Thursday, November 7, 2013

About Time: Monday, November 4 2013

About Time is one of the most delightful films I have ever seen. It's about a normal middle-class family, living normal middle-class lives, loving and supporting each other, and enjoying life together. When the young couple falls into bed to make love, not just have sex, the camera discretely leaves the room and closes the door behind itself. What a relief! We are spared the primate couplings that mar too many films.When it finished, my friend, Rosemary, leaned over to me and said, "Awww!". Perfect comment! Definitely a very "feel good" film.

Wikipedia: About Time is a British romantic comedy science fiction film revolving around time travel where a young man tries to change his past to have a better future.[4] Written and directed by Richard Curtis,[5][6] and starring Domhnall Gleeson, as Tim, Rachel McAdams as Mary, Bill Nighy as Tim's father, and Lindsay Duncan as Tim's mother.

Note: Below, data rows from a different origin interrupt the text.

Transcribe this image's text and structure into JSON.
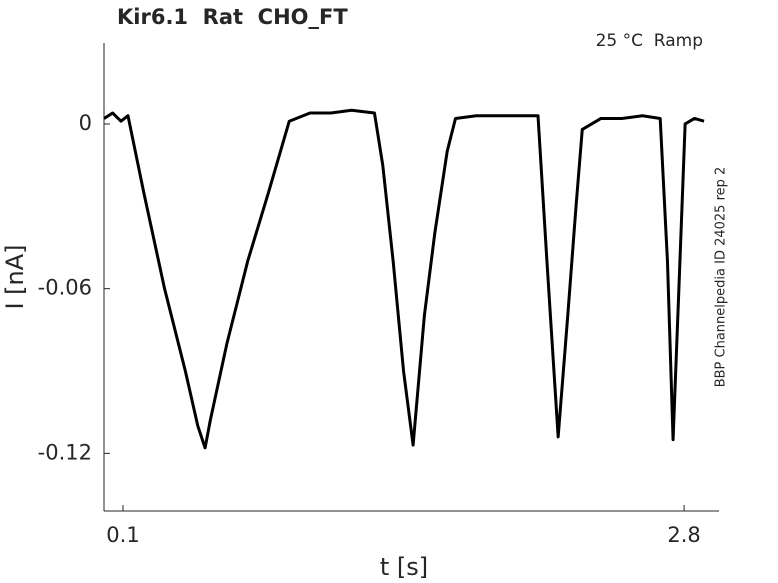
{
  "chart_data": {
    "type": "line",
    "title": "Kir6.1  Rat  CHO_FT",
    "annotation": "25 °C  Ramp",
    "side_note": "BBP Channelpedia ID 24025 rep 2",
    "xlabel": "t [s]",
    "ylabel": "I [nA]",
    "x": [
      0.009,
      0.05,
      0.09,
      0.124,
      0.2,
      0.3,
      0.4,
      0.46,
      0.495,
      0.52,
      0.6,
      0.7,
      0.8,
      0.9,
      1.0,
      1.1,
      1.2,
      1.31,
      1.35,
      1.4,
      1.45,
      1.496,
      1.55,
      1.6,
      1.66,
      1.7,
      1.8,
      1.9,
      2.0,
      2.097,
      2.14,
      2.194,
      2.24,
      2.28,
      2.31,
      2.4,
      2.5,
      2.6,
      2.685,
      2.72,
      2.747,
      2.775,
      2.805,
      2.85,
      2.896
    ],
    "values": [
      0.002,
      0.004,
      0.001,
      0.003,
      -0.025,
      -0.06,
      -0.09,
      -0.11,
      -0.118,
      -0.108,
      -0.08,
      -0.05,
      -0.025,
      0.001,
      0.004,
      0.004,
      0.005,
      0.004,
      -0.015,
      -0.05,
      -0.09,
      -0.117,
      -0.07,
      -0.04,
      -0.01,
      0.002,
      0.003,
      0.003,
      0.003,
      0.003,
      -0.05,
      -0.114,
      -0.07,
      -0.03,
      -0.002,
      0.002,
      0.002,
      0.003,
      0.002,
      -0.05,
      -0.115,
      -0.06,
      0.0,
      0.002,
      0.001
    ],
    "color": "#000000",
    "xlim": [
      0.0086,
      2.968
    ],
    "ylim": [
      -0.141,
      0.0295
    ],
    "xticks": [
      0.1,
      2.8
    ],
    "yticks": [
      -0.12,
      -0.06,
      0
    ],
    "grid": false
  }
}
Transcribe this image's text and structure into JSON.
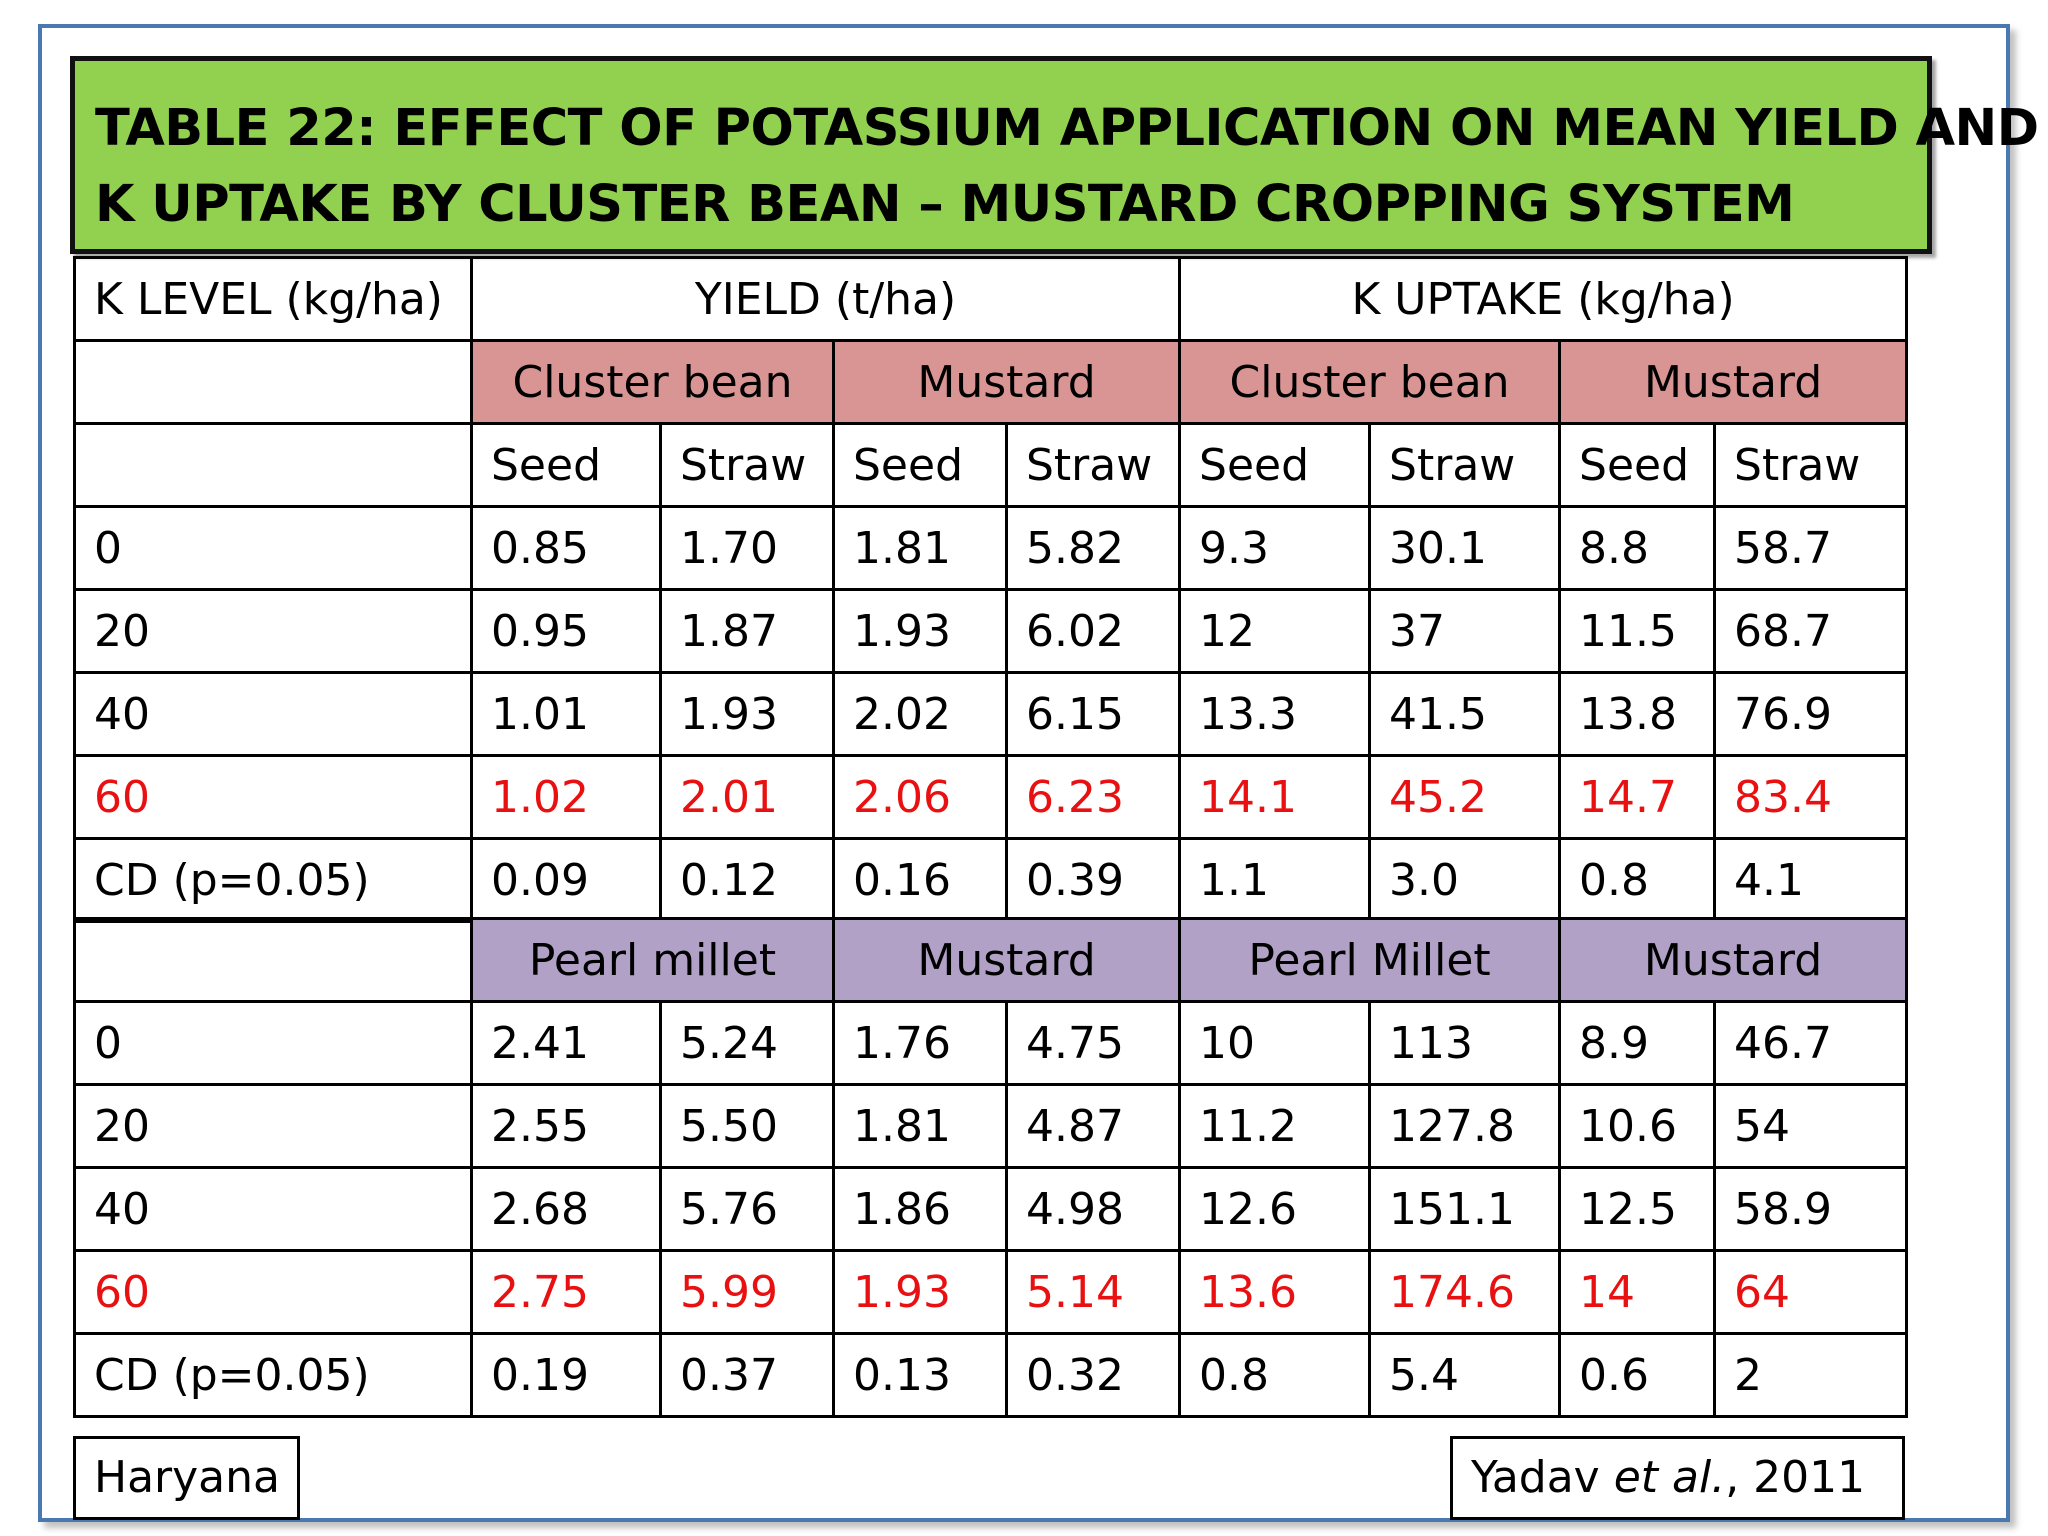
{
  "title": {
    "line1": "TABLE 22: EFFECT OF POTASSIUM APPLICATION ON MEAN YIELD AND",
    "line2": "K UPTAKE BY CLUSTER BEAN – MUSTARD CROPPING SYSTEM"
  },
  "header": {
    "k_level": "K LEVEL (kg/ha)",
    "yield": "YIELD (t/ha)",
    "uptake": "K UPTAKE (kg/ha)",
    "crops1": [
      "Cluster bean",
      "Mustard",
      "Cluster bean",
      "Mustard"
    ],
    "parts": [
      "Seed",
      "Straw",
      "Seed",
      "Straw",
      "Seed",
      "Straw",
      "Seed",
      "Straw"
    ]
  },
  "table1": {
    "rows": [
      {
        "k": "0",
        "v": [
          "0.85",
          "1.70",
          "1.81",
          "5.82",
          "9.3",
          "30.1",
          "8.8",
          "58.7"
        ]
      },
      {
        "k": "20",
        "v": [
          "0.95",
          "1.87",
          "1.93",
          "6.02",
          "12",
          "37",
          "11.5",
          "68.7"
        ]
      },
      {
        "k": "40",
        "v": [
          "1.01",
          "1.93",
          "2.02",
          "6.15",
          "13.3",
          "41.5",
          "13.8",
          "76.9"
        ]
      },
      {
        "k": "60",
        "v": [
          "1.02",
          "2.01",
          "2.06",
          "6.23",
          "14.1",
          "45.2",
          "14.7",
          "83.4"
        ]
      },
      {
        "k": "CD (p=0.05)",
        "v": [
          "0.09",
          "0.12",
          "0.16",
          "0.39",
          "1.1",
          "3.0",
          "0.8",
          "4.1"
        ]
      }
    ]
  },
  "table2": {
    "crops": [
      "Pearl millet",
      "Mustard",
      "Pearl Millet",
      "Mustard"
    ],
    "rows": [
      {
        "k": "0",
        "v": [
          "2.41",
          "5.24",
          "1.76",
          "4.75",
          "10",
          "113",
          "8.9",
          "46.7"
        ]
      },
      {
        "k": "20",
        "v": [
          "2.55",
          "5.50",
          "1.81",
          "4.87",
          "11.2",
          "127.8",
          "10.6",
          "54"
        ]
      },
      {
        "k": "40",
        "v": [
          "2.68",
          "5.76",
          "1.86",
          "4.98",
          "12.6",
          "151.1",
          "12.5",
          "58.9"
        ]
      },
      {
        "k": "60",
        "v": [
          "2.75",
          "5.99",
          "1.93",
          "5.14",
          "13.6",
          "174.6",
          "14",
          "64"
        ]
      },
      {
        "k": "CD (p=0.05)",
        "v": [
          "0.19",
          "0.37",
          "0.13",
          "0.32",
          "0.8",
          "5.4",
          "0.6",
          "2"
        ]
      }
    ]
  },
  "footer": {
    "location": "Haryana",
    "citation_author": "Yadav ",
    "citation_etal": "et al.",
    "citation_year": ", 2011"
  },
  "colors": {
    "title_bg": "#92d050",
    "crop_header_1": "#d99594",
    "crop_header_2": "#b2a1c7",
    "highlight_text": "#e81010",
    "frame_border": "#4a78b0"
  }
}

The cast is well-chosen. It was such a pleasure to see an normal age range among the actors, from young to old. Each was perfect for the part, and totally believable. The direction was top class, everything was highly competent. Admittedly, this is a slightly idealized version of middle-class life in normal families, but what a good image to hold up to young people as what is possible. I wonder sometimes what young people must pick up from some of the ghastly films about dysfunctional people and families that pass for entertainment nowadays.

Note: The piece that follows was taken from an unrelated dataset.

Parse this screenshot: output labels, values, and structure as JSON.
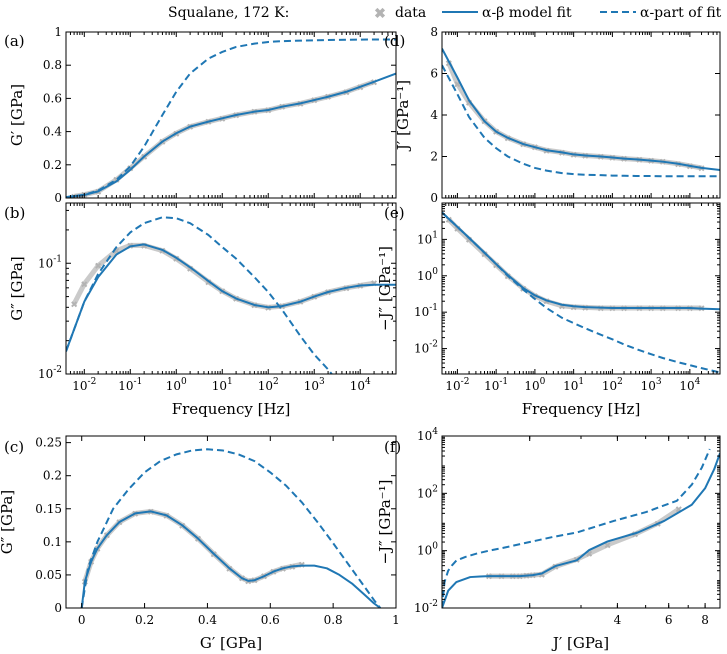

I predict that the reviewers will have a hard time with this film. No violence, no explicit sex, no swearing, no conflict between characters, no obvious botox, everyone loving everyone else. Just normal people, leading normal lives, and a magical film with the very wise message of think about life, and enjoy it, as we only go through it once. The people in our lives are our true treasure, and we need to look after our relationships, putting forward our best side and simply loving others. Timeless messages, but worth remembering and applying to our own lives.

What better message can be given to young people? Should film makers think about the impression their films might make on impressionable young people? There are so many things we could say to young people: what might you say in a film?